This work addresses the high latency of existing large language model (LLM)-based zero-shot open-vocabulary object navigation methods, which hinders real-time deployment due to frequent LLM queries. The authors propose an efficient navigation framework that operates without any large language or vision-language models. By reinterpreting ray frontiers—originally an exploration bias mechanism—as direction-conditioned semantic goal representations and integrating them with sparsely stored language-aligned features for embedding scoring and tracking, the method achieves the first explicit semantic interpretation of ray frontiers. A lightweight R2F-VLN module is introduced to parse free-form natural language instructions, relying solely on classical mapping and planning pipelines throughout. Evaluated in both Habitat-sim simulations and real-world robotic platforms, the approach matches state-of-the-art zero-shot performance while achieving up to a 6× speedup in inference, substantially meeting real-time requirements.

Zero-shot open-vocabulary object navigation has progressed rapidly with the emergence of large Vision-Language Models (VLMs) and Large Language Models (LLMs), now widely used as high-level decision-makers instead of end-to-end policies. Although effective, such systems often rely on iterative large-model queries at inference time, introducing latency and computational overhead that limit real-time deployment. To address this problem, we repurpose ray frontiers (R2F), a recently proposed frontier-based exploration paradigm, to develop an LLM-free framework for indoor open-vocabulary object navigation. While ray frontiers were originally used to bias exploration using semantic cues carried along rays, we reinterpret frontier regions as explicit, direction-conditioned semantic hypotheses that serve as navigation goals. Language-aligned features accumulated along out-of-range rays are stored sparsely at frontiers, where each region maintains multiple directional embeddings encoding plausible unseen content.
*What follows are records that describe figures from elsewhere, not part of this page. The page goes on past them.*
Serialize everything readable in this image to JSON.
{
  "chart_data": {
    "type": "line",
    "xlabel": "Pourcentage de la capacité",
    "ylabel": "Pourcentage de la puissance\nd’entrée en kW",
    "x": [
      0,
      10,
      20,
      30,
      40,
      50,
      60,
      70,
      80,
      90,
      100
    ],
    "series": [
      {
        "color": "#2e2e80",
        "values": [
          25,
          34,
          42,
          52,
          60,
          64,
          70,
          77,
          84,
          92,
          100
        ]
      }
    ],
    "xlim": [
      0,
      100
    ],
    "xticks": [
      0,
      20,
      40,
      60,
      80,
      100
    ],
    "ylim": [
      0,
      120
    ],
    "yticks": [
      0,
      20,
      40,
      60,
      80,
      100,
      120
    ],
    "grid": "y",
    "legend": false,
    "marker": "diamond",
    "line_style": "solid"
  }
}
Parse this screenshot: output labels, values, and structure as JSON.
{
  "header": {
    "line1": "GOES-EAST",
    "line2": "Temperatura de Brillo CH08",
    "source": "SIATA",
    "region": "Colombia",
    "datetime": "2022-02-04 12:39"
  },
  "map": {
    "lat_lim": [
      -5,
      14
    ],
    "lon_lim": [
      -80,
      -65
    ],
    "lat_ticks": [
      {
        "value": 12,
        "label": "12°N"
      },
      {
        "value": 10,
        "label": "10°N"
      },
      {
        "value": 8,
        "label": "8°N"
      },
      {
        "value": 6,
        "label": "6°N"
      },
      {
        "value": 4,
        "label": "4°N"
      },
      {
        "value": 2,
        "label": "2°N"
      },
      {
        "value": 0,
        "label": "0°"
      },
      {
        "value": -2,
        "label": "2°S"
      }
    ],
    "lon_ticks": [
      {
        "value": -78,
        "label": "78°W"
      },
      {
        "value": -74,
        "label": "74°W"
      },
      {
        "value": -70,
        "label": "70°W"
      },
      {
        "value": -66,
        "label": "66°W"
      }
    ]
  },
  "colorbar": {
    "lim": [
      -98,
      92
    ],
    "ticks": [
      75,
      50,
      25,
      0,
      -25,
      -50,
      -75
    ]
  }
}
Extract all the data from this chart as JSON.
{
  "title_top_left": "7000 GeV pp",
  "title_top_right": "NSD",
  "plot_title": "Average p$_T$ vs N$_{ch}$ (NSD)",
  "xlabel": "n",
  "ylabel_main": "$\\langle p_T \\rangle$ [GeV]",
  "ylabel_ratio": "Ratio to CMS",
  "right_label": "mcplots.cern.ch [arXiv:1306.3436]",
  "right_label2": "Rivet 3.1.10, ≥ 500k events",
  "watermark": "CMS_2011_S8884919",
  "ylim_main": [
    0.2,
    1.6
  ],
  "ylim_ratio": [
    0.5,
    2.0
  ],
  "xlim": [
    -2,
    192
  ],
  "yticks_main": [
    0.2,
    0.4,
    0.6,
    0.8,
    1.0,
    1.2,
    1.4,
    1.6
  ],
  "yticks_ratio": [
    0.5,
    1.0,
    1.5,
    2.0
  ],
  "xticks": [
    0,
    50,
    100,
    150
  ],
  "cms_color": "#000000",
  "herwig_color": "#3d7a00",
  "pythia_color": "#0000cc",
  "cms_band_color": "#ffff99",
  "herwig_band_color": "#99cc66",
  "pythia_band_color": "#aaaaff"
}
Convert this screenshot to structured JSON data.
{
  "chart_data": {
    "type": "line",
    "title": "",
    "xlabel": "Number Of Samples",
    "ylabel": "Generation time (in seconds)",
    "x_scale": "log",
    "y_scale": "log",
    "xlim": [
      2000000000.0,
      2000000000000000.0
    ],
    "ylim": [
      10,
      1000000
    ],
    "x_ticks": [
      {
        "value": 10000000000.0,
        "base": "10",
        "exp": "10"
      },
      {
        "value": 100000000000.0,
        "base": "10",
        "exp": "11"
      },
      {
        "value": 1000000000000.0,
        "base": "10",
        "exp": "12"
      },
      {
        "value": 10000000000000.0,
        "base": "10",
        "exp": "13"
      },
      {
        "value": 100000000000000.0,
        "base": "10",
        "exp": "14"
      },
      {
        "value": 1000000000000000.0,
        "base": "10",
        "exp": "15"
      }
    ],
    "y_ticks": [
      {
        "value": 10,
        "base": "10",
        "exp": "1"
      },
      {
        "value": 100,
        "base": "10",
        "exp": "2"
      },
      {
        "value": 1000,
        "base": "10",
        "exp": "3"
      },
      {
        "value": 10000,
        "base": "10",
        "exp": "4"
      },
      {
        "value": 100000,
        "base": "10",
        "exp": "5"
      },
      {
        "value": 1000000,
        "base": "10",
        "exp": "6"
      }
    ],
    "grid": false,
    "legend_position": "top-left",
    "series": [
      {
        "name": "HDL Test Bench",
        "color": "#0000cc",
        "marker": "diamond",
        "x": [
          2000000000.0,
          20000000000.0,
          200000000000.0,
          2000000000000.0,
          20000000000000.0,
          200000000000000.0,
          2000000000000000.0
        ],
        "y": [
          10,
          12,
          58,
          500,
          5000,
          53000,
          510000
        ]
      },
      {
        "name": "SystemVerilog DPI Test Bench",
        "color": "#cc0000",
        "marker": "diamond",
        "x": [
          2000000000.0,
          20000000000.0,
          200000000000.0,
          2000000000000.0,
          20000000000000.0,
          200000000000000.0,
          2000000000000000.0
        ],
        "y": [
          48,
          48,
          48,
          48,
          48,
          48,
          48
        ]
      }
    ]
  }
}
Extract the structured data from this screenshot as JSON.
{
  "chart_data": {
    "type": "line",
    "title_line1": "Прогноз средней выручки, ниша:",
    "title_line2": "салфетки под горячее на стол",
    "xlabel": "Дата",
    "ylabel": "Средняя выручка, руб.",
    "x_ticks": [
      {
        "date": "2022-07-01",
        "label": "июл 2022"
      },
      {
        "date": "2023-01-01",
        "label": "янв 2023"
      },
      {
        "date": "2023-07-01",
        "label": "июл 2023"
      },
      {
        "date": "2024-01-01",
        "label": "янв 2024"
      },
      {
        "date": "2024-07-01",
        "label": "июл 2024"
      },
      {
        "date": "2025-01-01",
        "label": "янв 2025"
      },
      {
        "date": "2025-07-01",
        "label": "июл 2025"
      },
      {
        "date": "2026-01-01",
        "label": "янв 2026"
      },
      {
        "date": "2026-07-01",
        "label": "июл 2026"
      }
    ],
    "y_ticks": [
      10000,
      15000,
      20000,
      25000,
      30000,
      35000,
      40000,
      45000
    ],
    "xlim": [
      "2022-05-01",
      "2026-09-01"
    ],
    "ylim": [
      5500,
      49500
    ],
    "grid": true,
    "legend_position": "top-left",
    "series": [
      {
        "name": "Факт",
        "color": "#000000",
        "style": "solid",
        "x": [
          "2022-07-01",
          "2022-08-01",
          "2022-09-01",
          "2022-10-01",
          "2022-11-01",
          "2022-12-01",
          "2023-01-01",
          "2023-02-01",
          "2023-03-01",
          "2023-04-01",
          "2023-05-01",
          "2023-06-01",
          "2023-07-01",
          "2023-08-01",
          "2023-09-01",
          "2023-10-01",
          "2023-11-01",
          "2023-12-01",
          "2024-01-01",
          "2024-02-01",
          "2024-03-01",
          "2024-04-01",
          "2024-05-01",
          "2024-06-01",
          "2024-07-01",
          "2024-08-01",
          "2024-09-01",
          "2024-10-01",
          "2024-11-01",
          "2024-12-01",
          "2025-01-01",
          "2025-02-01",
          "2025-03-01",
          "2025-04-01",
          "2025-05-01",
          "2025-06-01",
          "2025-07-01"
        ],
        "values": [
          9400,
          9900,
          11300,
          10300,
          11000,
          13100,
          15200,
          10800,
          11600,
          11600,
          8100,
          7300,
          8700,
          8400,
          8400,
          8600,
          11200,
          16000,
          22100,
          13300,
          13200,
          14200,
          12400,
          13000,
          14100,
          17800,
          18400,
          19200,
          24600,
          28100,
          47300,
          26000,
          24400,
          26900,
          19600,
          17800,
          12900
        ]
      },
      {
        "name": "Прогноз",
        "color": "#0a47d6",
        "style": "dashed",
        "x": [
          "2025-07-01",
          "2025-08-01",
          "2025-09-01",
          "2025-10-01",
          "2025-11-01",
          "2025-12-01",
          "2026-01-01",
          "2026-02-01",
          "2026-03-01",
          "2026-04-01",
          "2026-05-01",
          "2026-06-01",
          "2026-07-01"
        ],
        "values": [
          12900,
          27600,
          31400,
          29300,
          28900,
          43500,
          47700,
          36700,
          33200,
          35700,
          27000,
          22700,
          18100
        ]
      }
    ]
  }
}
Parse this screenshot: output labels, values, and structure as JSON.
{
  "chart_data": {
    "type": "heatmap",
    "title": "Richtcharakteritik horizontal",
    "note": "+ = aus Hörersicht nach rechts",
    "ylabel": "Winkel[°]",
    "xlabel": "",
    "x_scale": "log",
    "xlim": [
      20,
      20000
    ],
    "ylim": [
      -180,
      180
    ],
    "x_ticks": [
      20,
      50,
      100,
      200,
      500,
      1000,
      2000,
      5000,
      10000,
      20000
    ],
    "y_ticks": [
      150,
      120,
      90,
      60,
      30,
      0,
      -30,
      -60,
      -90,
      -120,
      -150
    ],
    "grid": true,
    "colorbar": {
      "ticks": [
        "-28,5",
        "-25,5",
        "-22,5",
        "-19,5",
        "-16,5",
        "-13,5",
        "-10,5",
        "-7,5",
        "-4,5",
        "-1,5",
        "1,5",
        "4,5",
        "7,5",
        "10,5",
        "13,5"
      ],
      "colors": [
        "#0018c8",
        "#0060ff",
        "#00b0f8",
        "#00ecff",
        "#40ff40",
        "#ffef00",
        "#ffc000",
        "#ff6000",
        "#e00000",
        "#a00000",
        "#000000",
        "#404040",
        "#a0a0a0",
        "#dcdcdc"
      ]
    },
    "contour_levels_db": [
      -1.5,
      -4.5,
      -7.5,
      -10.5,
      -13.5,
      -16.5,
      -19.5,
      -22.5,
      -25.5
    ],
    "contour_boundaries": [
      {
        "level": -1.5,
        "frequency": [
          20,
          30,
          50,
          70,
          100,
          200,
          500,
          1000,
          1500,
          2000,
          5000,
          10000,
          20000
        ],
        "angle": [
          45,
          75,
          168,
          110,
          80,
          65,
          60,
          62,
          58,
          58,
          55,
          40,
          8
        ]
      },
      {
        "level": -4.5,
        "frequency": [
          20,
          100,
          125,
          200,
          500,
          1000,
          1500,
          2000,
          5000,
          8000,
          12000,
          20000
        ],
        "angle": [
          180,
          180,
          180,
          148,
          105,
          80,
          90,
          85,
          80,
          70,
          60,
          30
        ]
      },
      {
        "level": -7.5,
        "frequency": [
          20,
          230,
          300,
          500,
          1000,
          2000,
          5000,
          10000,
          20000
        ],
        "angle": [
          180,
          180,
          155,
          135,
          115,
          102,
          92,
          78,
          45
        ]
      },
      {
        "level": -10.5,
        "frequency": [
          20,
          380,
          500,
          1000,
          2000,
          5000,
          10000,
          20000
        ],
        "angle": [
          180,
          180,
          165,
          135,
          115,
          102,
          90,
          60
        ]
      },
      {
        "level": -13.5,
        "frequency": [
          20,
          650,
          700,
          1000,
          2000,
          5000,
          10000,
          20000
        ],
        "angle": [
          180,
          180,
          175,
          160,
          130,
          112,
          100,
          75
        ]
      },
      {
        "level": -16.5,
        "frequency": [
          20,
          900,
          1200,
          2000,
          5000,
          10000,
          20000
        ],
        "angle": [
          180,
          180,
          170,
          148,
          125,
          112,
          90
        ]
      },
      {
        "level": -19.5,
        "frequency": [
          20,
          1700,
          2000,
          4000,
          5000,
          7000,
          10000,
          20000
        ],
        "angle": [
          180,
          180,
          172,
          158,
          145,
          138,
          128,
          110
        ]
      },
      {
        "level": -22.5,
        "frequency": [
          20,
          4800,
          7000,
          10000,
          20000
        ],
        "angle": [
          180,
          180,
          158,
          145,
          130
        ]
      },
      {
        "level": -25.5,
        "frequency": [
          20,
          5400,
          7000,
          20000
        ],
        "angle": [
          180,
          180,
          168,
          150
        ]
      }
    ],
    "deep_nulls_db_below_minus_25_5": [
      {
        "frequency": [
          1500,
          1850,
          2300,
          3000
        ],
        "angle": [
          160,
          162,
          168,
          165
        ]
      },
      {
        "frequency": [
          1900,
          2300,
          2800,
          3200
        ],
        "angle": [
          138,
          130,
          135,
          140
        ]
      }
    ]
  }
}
In this way, navigation then reduces to embedding-based frontier scoring and goal tracking within a classical mapping and planning pipeline, eliminating iterative large-model reasoning. We further introduce R2F-VLN, a lightweight extension for free-form language instructions using syntactic parsing and relational verification without additional VLM or LLM components. Experiments in Habitat-sim and on a real robotic platform demonstrate competitive state-of-the-art zero-shot performance with real-time execution, achieving up to 6 times faster runtime than VLM-based alternatives.